Electrocatalytic Energy Release of Norbornadiene‐Based Molecular Solar Thermal Systems: Tuning the Electrochemical Stability by Molecular Design

Molecular solar thermal (MOST) systems, such as the norbornadiene/quadricyclane (NBD/QC) couple, combine solar energy conversion, storage, and release in a simple one‐photon one‐molecule process. Triggering the energy release electrochemically enables high control of the process, high selectivity, and reversibility. In this work, the influence of the molecular design of the MOST couple on the electrochemically triggered back‐conversion reaction was addressed for the first time. The MOST systems phenyl‐ethyl ester‐NBD/QC (NBD1/QC1) and p‐methoxyphenyl‐ethyl ester‐NBD/QC (NBD2/QC2) were investigated by in‐situ photoelectrochemical infrared spectroscopy, voltammetry, and density functional theory modelling.
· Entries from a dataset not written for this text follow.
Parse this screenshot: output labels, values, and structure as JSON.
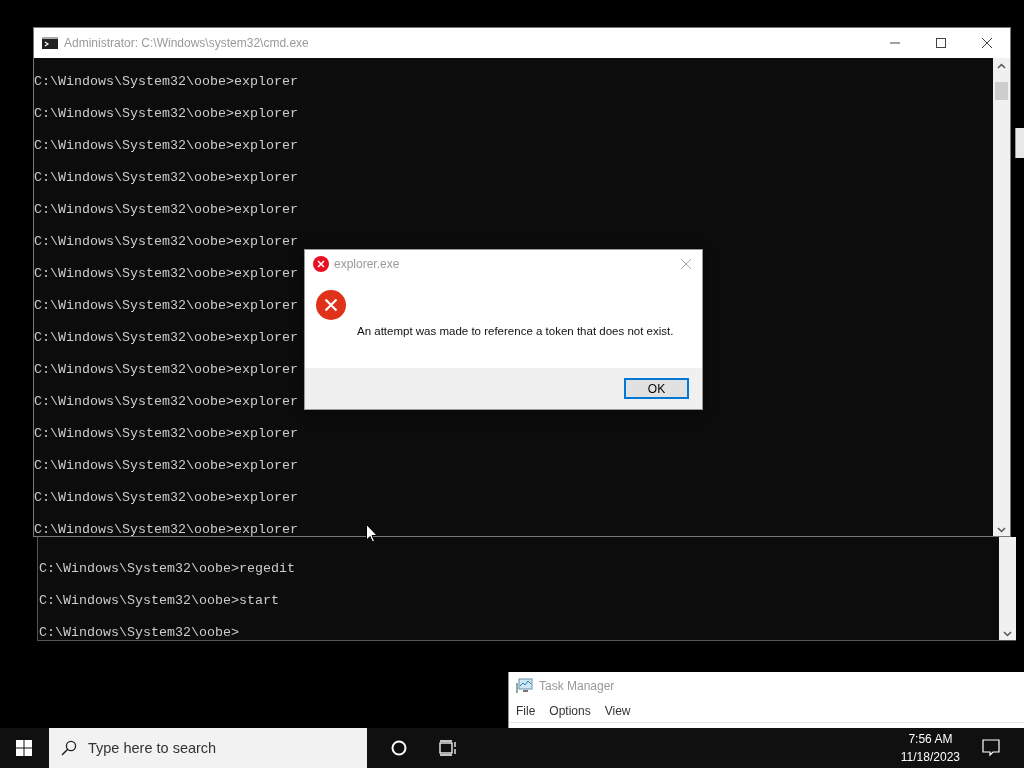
{
  "console_window": {
    "title": "Administrator: C:\\Windows\\system32\\cmd.exe",
    "lines": [
      "C:\\Windows\\System32\\oobe>explorer",
      "C:\\Windows\\System32\\oobe>explorer",
      "C:\\Windows\\System32\\oobe>explorer",
      "C:\\Windows\\System32\\oobe>explorer",
      "C:\\Windows\\System32\\oobe>explorer",
      "C:\\Windows\\System32\\oobe>explorer",
      "C:\\Windows\\System32\\oobe>explorer",
      "C:\\Windows\\System32\\oobe>explorer",
      "C:\\Windows\\System32\\oobe>explorer",
      "C:\\Windows\\System32\\oobe>explorer",
      "C:\\Windows\\System32\\oobe>explorer",
      "C:\\Windows\\System32\\oobe>explorer",
      "C:\\Windows\\System32\\oobe>explorer",
      "C:\\Windows\\System32\\oobe>explorer",
      "C:\\Windows\\System32\\oobe>explorer"
    ]
  },
  "background_console": {
    "lines": [
      "C:\\Windows\\System32\\oobe>regedit",
      "C:\\Windows\\System32\\oobe>start",
      "C:\\Windows\\System32\\oobe>"
    ]
  },
  "dialog": {
    "title": "explorer.exe",
    "message": "An attempt was made to reference a token that does not exist.",
    "buttons": [
      {
        "label": "OK",
        "selected": true
      }
    ]
  },
  "task_manager": {
    "title": "Task Manager",
    "menu": [
      "File",
      "Options",
      "View"
    ]
  },
  "taskbar": {
    "search": {
      "placeholder": "Type here to search"
    },
    "time": "7:56 AM",
    "date": "11/18/2023"
  }
}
For QC1, partial decomposition (40 %) was observed upon back‐conversion and along with a voltammetric peak at 0.6 V(fc), which was assigned primarily to decomposition. The back‐conversion of QC2, however, occurred without detectable side products, and the corresponding peak at 0.45 V(fc) was weaker by a factor of 10. It was concluded that the electrochemical stability of a NBD/QC couple is easy tunable by simple structural changes. Furthermore, the charge input and, therefore, the current for the electrochemically triggered energy release is very low, which ensures a high overall efficiency of the MOST system.